The early move to capture hospital-based topics such as DVT prophylaxis, consultative general medicine, and palliative care will help with identity issues. Despite carving out these core topics of our field, however, I think significant work to create a comprehensive identity for a hospitalist remains. The challenges of a location-defined specialty as opposed to a topic-defined specialty require our continued attention.
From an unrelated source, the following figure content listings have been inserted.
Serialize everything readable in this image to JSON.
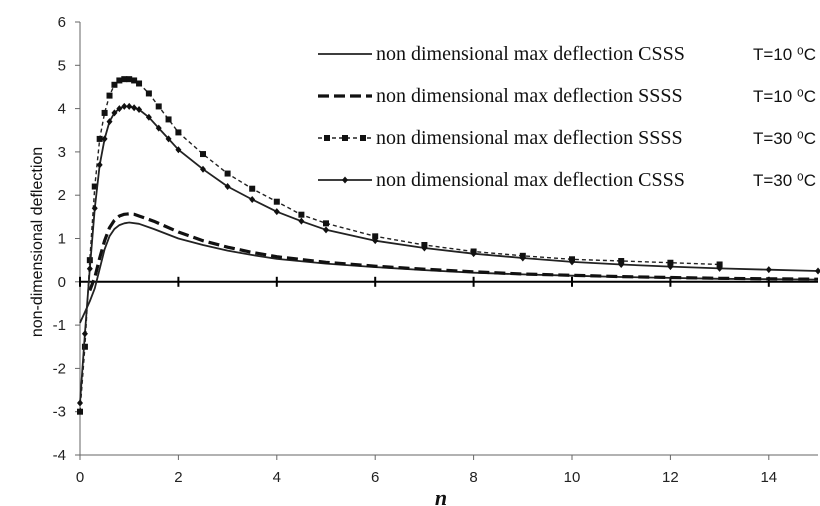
{
  "chart_data": {
    "type": "line",
    "title": "",
    "xlabel": "n",
    "ylabel": "non-dimensional deflection",
    "xlim": [
      0,
      15
    ],
    "ylim": [
      -4,
      6
    ],
    "x_ticks": [
      0,
      2,
      4,
      6,
      8,
      10,
      12,
      14
    ],
    "y_ticks": [
      -4,
      -3,
      -2,
      -1,
      0,
      1,
      2,
      3,
      4,
      5,
      6
    ],
    "grid": false,
    "legend_position": "top-right",
    "series": [
      {
        "name": "non dimensional max deflection CSSS",
        "temperature_label": "T=10 ⁰C",
        "style": "solid",
        "marker": "none",
        "x": [
          0,
          0.1,
          0.2,
          0.3,
          0.4,
          0.5,
          0.6,
          0.7,
          0.8,
          0.9,
          1.0,
          1.2,
          1.5,
          2,
          2.5,
          3,
          3.5,
          4,
          5,
          6,
          7,
          8,
          9,
          10,
          11,
          12,
          13,
          14,
          15
        ],
        "y": [
          -0.95,
          -0.7,
          -0.45,
          -0.15,
          0.3,
          0.75,
          1.05,
          1.22,
          1.31,
          1.35,
          1.37,
          1.34,
          1.22,
          1.0,
          0.85,
          0.72,
          0.62,
          0.53,
          0.42,
          0.34,
          0.27,
          0.21,
          0.17,
          0.14,
          0.11,
          0.09,
          0.07,
          0.06,
          0.05
        ]
      },
      {
        "name": "non dimensional max deflection SSSS",
        "temperature_label": "T=10 ⁰C",
        "style": "dashed",
        "marker": "none",
        "x": [
          0.2,
          0.3,
          0.4,
          0.5,
          0.6,
          0.7,
          0.8,
          0.9,
          1.0,
          1.1,
          1.2,
          1.5,
          2,
          2.5,
          3,
          3.5,
          4,
          5,
          6,
          7,
          8,
          9,
          10,
          11,
          12,
          13,
          14,
          15
        ],
        "y": [
          -0.2,
          0.1,
          0.55,
          0.95,
          1.25,
          1.42,
          1.52,
          1.56,
          1.57,
          1.56,
          1.52,
          1.4,
          1.15,
          0.95,
          0.8,
          0.68,
          0.58,
          0.45,
          0.36,
          0.29,
          0.23,
          0.18,
          0.15,
          0.12,
          0.1,
          0.08,
          0.07,
          0.06
        ]
      },
      {
        "name": "non dimensional max deflection SSSS",
        "temperature_label": "T=30 ⁰C",
        "style": "dotted",
        "marker": "square",
        "x": [
          0,
          0.1,
          0.2,
          0.3,
          0.4,
          0.5,
          0.6,
          0.7,
          0.8,
          0.9,
          1.0,
          1.1,
          1.2,
          1.4,
          1.6,
          1.8,
          2,
          2.5,
          3,
          3.5,
          4,
          4.5,
          5,
          6,
          7,
          8,
          9,
          10,
          11,
          12,
          13
        ],
        "y": [
          -3.0,
          -1.5,
          0.5,
          2.2,
          3.3,
          3.9,
          4.3,
          4.55,
          4.65,
          4.68,
          4.68,
          4.65,
          4.58,
          4.35,
          4.05,
          3.75,
          3.45,
          2.95,
          2.5,
          2.15,
          1.85,
          1.55,
          1.35,
          1.05,
          0.85,
          0.7,
          0.6,
          0.52,
          0.48,
          0.44,
          0.4
        ]
      },
      {
        "name": "non dimensional max deflection CSSS",
        "temperature_label": "T=30 ⁰C",
        "style": "solid",
        "marker": "diamond",
        "x": [
          0,
          0.1,
          0.2,
          0.3,
          0.4,
          0.5,
          0.6,
          0.7,
          0.8,
          0.9,
          1.0,
          1.1,
          1.2,
          1.4,
          1.6,
          1.8,
          2,
          2.5,
          3,
          3.5,
          4,
          4.5,
          5,
          6,
          7,
          8,
          9,
          10,
          11,
          12,
          13,
          14,
          15
        ],
        "y": [
          -2.8,
          -1.2,
          0.3,
          1.7,
          2.7,
          3.3,
          3.7,
          3.9,
          4.0,
          4.05,
          4.05,
          4.02,
          3.98,
          3.8,
          3.55,
          3.3,
          3.05,
          2.6,
          2.2,
          1.9,
          1.62,
          1.4,
          1.2,
          0.95,
          0.78,
          0.65,
          0.55,
          0.46,
          0.4,
          0.35,
          0.31,
          0.28,
          0.25
        ]
      }
    ]
  }
}
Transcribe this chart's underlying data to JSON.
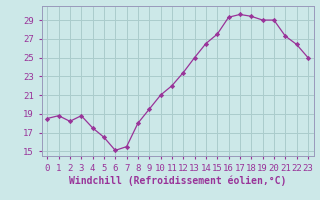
{
  "x": [
    0,
    1,
    2,
    3,
    4,
    5,
    6,
    7,
    8,
    9,
    10,
    11,
    12,
    13,
    14,
    15,
    16,
    17,
    18,
    19,
    20,
    21,
    22,
    23
  ],
  "y": [
    18.5,
    18.8,
    18.2,
    18.8,
    17.5,
    16.5,
    15.1,
    15.5,
    18.0,
    19.5,
    21.0,
    22.0,
    23.4,
    25.0,
    26.5,
    27.5,
    29.3,
    29.6,
    29.4,
    29.0,
    29.0,
    27.3,
    26.4,
    25.0
  ],
  "line_color": "#993399",
  "marker": "D",
  "marker_size": 2.2,
  "bg_color": "#cce8e8",
  "grid_color": "#aacccc",
  "xlabel": "Windchill (Refroidissement éolien,°C)",
  "ylim": [
    14.5,
    30.5
  ],
  "yticks": [
    15,
    17,
    19,
    21,
    23,
    25,
    27,
    29
  ],
  "xlim": [
    -0.5,
    23.5
  ],
  "xticks": [
    0,
    1,
    2,
    3,
    4,
    5,
    6,
    7,
    8,
    9,
    10,
    11,
    12,
    13,
    14,
    15,
    16,
    17,
    18,
    19,
    20,
    21,
    22,
    23
  ],
  "xlabel_fontsize": 7.0,
  "tick_fontsize": 6.5,
  "tick_color": "#993399",
  "spine_color": "#9999bb",
  "line_width": 0.9
}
To this end, we need to continue to mark target areas that naturally belong to our role in the hospital, focusing on synergistic goals that benefit not just our field but future needs of our population and internal medicine as a whole. The shrinking primary care pool and aging population point us in the direction of geriatric medicine, better coordination of chronic disease management and, in particular, participation in the development of the advanced medical home (AMH). Research has shown that the transition from hospital to home is fraught with errors and information gaps. One of the touted benefits of hospitalists has been increased communication with the primary care physician and yet formalization on a national level has really not yet occurred. Even the creation of discharge appointments, which we often use as the anchor for the transition of care, is a fickle and variable process. This transition from hospital-to-home is one that we should take on as ours, despite all its logistical difficulties.